Mio padre mi ha sempre detto: “Devi essere forte, perché il cammino che stiamo per intraprendere è molto duro. La tua vita è in pericolo, devi lasciare l’Afghanistan”.
Siamo qui a Belgrado da circa due settimane. Dormiamo nella sala di una vecchia stazione ferroviaria. Non è un buon posto, è pieno di fumo. Non c’è acqua potabile. Alle 13:00 vengono da noi i volontari e ci portano da mangiare.
Mio padre lavorava per il governo. Prima di partire, mi ha detto: “Non c’è pace qui, c’è solo guerra, è per questo che dobbiamo andare via”.
In passato mio padre è stato in Francia per il suo lavoro.

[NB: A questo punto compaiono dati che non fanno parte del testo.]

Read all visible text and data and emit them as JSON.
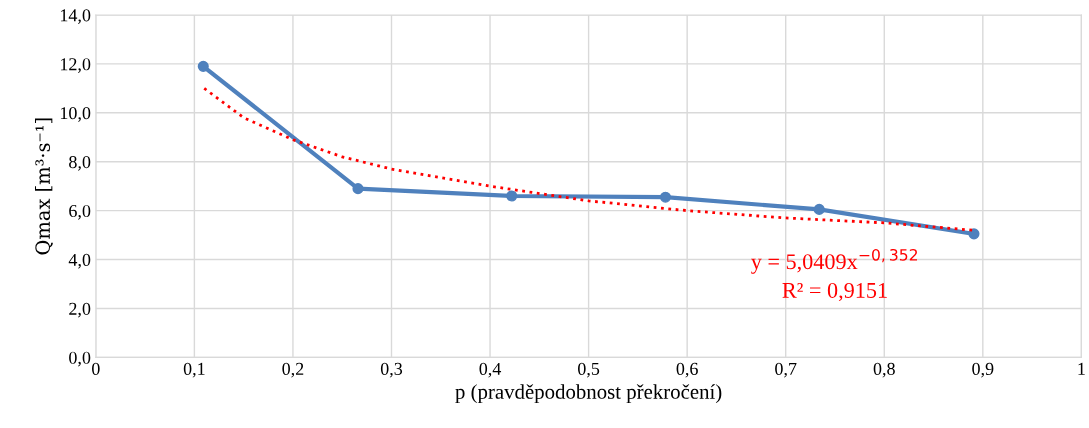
{
  "chart_data": {
    "type": "line",
    "xlabel": "p (pravděpodobnost překročení)",
    "ylabel": "Qmax [m³·s⁻¹]",
    "xlim": [
      0,
      1
    ],
    "ylim": [
      0,
      14
    ],
    "xticks": [
      0,
      {
        "value": 0.1,
        "label": "0,1"
      },
      {
        "value": 0.2,
        "label": "0,2"
      },
      {
        "value": 0.3,
        "label": "0,3"
      },
      {
        "value": 0.4,
        "label": "0,4"
      },
      {
        "value": 0.5,
        "label": "0,5"
      },
      {
        "value": 0.6,
        "label": "0,6"
      },
      {
        "value": 0.7,
        "label": "0,7"
      },
      {
        "value": 0.8,
        "label": "0,8"
      },
      {
        "value": 0.9,
        "label": "0,9"
      },
      1
    ],
    "yticks": [
      {
        "value": 0,
        "label": "0,0"
      },
      {
        "value": 2,
        "label": "2,0"
      },
      {
        "value": 4,
        "label": "4,0"
      },
      {
        "value": 6,
        "label": "6,0"
      },
      {
        "value": 8,
        "label": "8,0"
      },
      {
        "value": 10,
        "label": "10,0"
      },
      {
        "value": 12,
        "label": "12,0"
      },
      {
        "value": 14,
        "label": "14,0"
      }
    ],
    "grid": true,
    "series": [
      {
        "color": "#4f81bd",
        "marker": "circle",
        "line_style": "solid",
        "x": [
          0.109,
          0.266,
          0.422,
          0.578,
          0.734,
          0.891
        ],
        "values": [
          11.9,
          6.9,
          6.6,
          6.55,
          6.05,
          5.05
        ]
      },
      {
        "color": "#ff0000",
        "marker": "none",
        "line_style": "dotted",
        "x": [
          0.11,
          0.15,
          0.2,
          0.25,
          0.3,
          0.4,
          0.5,
          0.6,
          0.7,
          0.8,
          0.89
        ],
        "values": [
          11.0,
          9.8,
          8.9,
          8.2,
          7.7,
          7.0,
          6.4,
          6.0,
          5.7,
          5.5,
          5.2
        ]
      }
    ],
    "annotations": [
      "y = 5,0409x$^{−0,352}$",
      "R² = 0,9151"
    ]
  }
}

Quando siamo partiti, speravo che saremmo andati in Francia e che lì non ci sarebbe stata la guerra.
Mi sento di non avere alcuna possibilità. Ho detto alle autorità che vorrei andare in uno dei campi per migranti. Mi hanno detto che posso andare in un campo chiuso, ma io non voglio vivere così. Mi piacerebbe andare in un campo da cui si può uscire.

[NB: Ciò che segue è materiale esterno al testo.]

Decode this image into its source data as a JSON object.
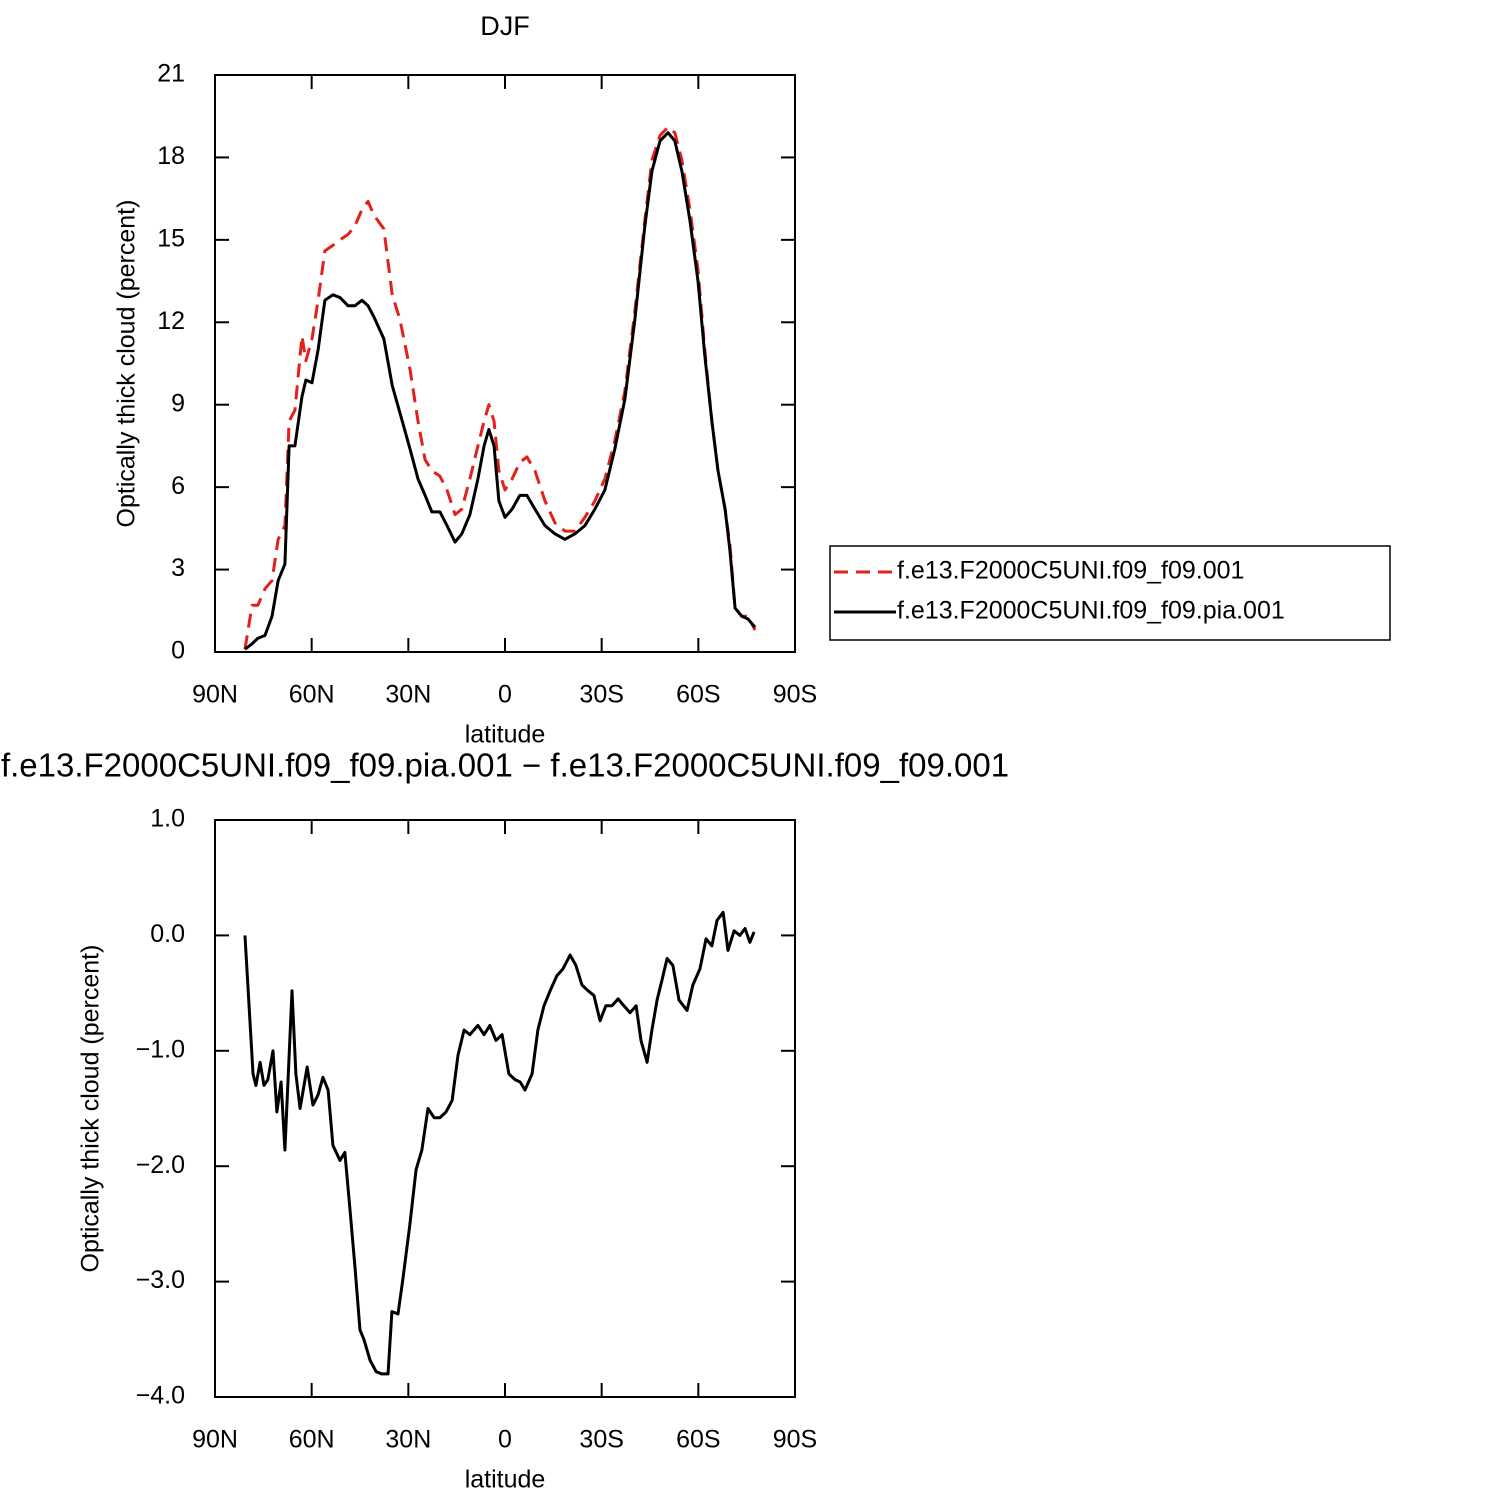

Il modo in cui veniamo trattati mi fa stare davvero male. Non mi piacciono i politici – è a causa dei politici che siamo bloccati qui.
In Bulgaria la situazione non era affatto buona. La polizia è arrivata e mi hanno picchiato. Qui in Serbia, molte organizzazioni ci stanno aiutando. Ma fa troppo freddo.
La mia famiglia è ancora in Afghanistan. A volte parlo con loro al telefono.
Sono molto triste ora perché mia madre non è qui, non ho la mia famiglia, non è una bella vita. Piango sempre di notte. Nel sonno chiedo di continuo a mio cugino: “Dov’è mia madre, dov’è mio padre, dov’è la mia famiglia?”